One very small ray of hope - having seen what's happening, his wife may decide on vaccination for herself...
Maybe we could have adverts like they do on fag packets.
'As your blood oxygen falls due to viral inflammation of the lungs, the only way to stop you asphyxiating is to place you in a hood, in an oxygen rich atmosphere. As your involuntary coughing starts to tear up what is left of the fantastically-fractal, high-surface-area lining of your lungs and your blood oxygen falls further, we will have to anaesthetise you and possibly use drugs to induce muscle paralysis. Since your diaphragm will then not work, we will put a tube deep into your lungs and blow gas in, to prevent your immediate death - and when we do, ubiquitous fungal spores will get it and breed inside you since your natural means of suppressing this will have collapsed under the strain of the damage already inflicted. The oxygen concentration in the gas you are breathing will need to go up and up as the efficiency of your lungs goes down, and this makes the gas itself toxic over the days, and days, we will have to do it for, causing further lung abnormalities. No-one knows how long this will go on for, but more than half of patients will get switched off because it will become clear we are flogging a dead horse. Those who live will have large areas of lung tissue which will not recover, and the life you recover to will not in any way resemble the one you thought you had.'
That still won't work, because they believe I am making it up.
One feels like saying that death is possibly preferable to struggling with fucked-up lungs for a few short and doubtless miserable years.
🕯🕯
In addition to the things you mention some work has been done that shows that vaccine hesitancy is often highest among the time poor and those who don't necessarily have the ability to take even a short time off work should they or their children suffer from side effects.
Been there. Done that.
Yes, that's the one...
If people don't have the possibility of paid sick leave, what are they supposed to do?
( Six weeks off sick after contracting a hospital-acquired-infection whilst on a night shift)
( if I could’ve dragged myself away from the bathroom that is)

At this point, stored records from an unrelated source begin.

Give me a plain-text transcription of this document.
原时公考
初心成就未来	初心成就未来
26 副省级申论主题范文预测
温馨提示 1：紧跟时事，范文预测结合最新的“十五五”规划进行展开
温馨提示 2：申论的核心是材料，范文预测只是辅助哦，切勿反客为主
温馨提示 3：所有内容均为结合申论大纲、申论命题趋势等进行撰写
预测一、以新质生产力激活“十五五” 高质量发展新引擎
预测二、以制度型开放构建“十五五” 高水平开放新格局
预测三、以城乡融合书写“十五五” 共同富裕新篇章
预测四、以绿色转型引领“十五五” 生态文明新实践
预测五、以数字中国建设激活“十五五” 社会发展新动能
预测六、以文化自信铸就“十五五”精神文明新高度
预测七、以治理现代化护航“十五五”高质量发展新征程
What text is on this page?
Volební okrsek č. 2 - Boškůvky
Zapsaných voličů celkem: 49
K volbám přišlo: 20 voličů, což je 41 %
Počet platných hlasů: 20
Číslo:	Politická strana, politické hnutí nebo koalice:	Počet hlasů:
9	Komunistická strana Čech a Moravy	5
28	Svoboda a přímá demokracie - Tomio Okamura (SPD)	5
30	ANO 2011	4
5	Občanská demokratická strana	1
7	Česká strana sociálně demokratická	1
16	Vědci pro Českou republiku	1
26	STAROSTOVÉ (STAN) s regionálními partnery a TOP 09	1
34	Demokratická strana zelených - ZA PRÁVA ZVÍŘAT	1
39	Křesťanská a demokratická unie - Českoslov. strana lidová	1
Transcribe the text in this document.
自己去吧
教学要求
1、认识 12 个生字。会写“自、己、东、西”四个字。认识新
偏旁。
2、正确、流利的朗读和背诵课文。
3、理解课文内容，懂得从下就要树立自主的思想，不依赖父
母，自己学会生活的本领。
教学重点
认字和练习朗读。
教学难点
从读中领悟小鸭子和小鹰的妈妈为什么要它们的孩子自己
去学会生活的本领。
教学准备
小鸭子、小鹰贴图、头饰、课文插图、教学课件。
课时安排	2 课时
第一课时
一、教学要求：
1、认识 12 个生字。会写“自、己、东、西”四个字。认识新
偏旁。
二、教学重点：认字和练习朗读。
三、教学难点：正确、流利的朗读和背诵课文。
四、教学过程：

I m retired now, but Really feel for the current batch of hospital workers. It was bad then. Must be appalling now.
Sure. People come in ill for multiple reasons:
- They don't have paid sick time.
- They're working overtime. Paid sick days will compensate for regular time, but not OT.
- They've got work to do, and don't want to let the backlog build higher
- There aren't enough people to do the work, and they don't want to put more pressure on their cow-orkers
- There's some important bit of work / presentation / whatever that only they can do, and they don't want to let people down.
- Misplaced masculinity - the idea that taking sick time is somehow not manly.
I've seen people work sick for all of these reasons.
If SSP is all you've got it's a pittance and you'll be unpaid until it kicks in. The folk we're talking about in the UK are often agency staff and have not dissimilar rights to those in the US.
What's more, all Christmas markets in Bavaria have been cancelled, which will be a huge blow to traders, I should think.
Are we here in England looking at a possible Christmas lockdown? Beloved Leader says no, but when did He last speak the truth? If we do go into lockdown, it will be on Christmas Eve, with about 10 minutes' notice...
Or the self-employed. If you're a self-employed taxi driver, tradesman, or whatever, you're on your own.
The employer also avoids paying Employers National Insurance payments, as well as sick pay and holiday pay. Neat dodge, for the employers.
Yep, been there, got the t-shirt.
Yes, I appreciate that, but I wonder if some of the lack of understanding may come from people who've not had to depend indefinitely in that sort of precarious work situation.
No-one.
If we haven't learned that over the last 18 months, then we are even more dedicatedly stupid as a society than I thought. And I thought I was a pessimist.
The so-called exceptions people have been all to ready to justify simply have to be ironed out, so that people can afford to live without putting other people's health in danger. I have an unpleasant suspicion that some people would rather kill their fellow workers or customers than rely on support, but that just has to be tough shit.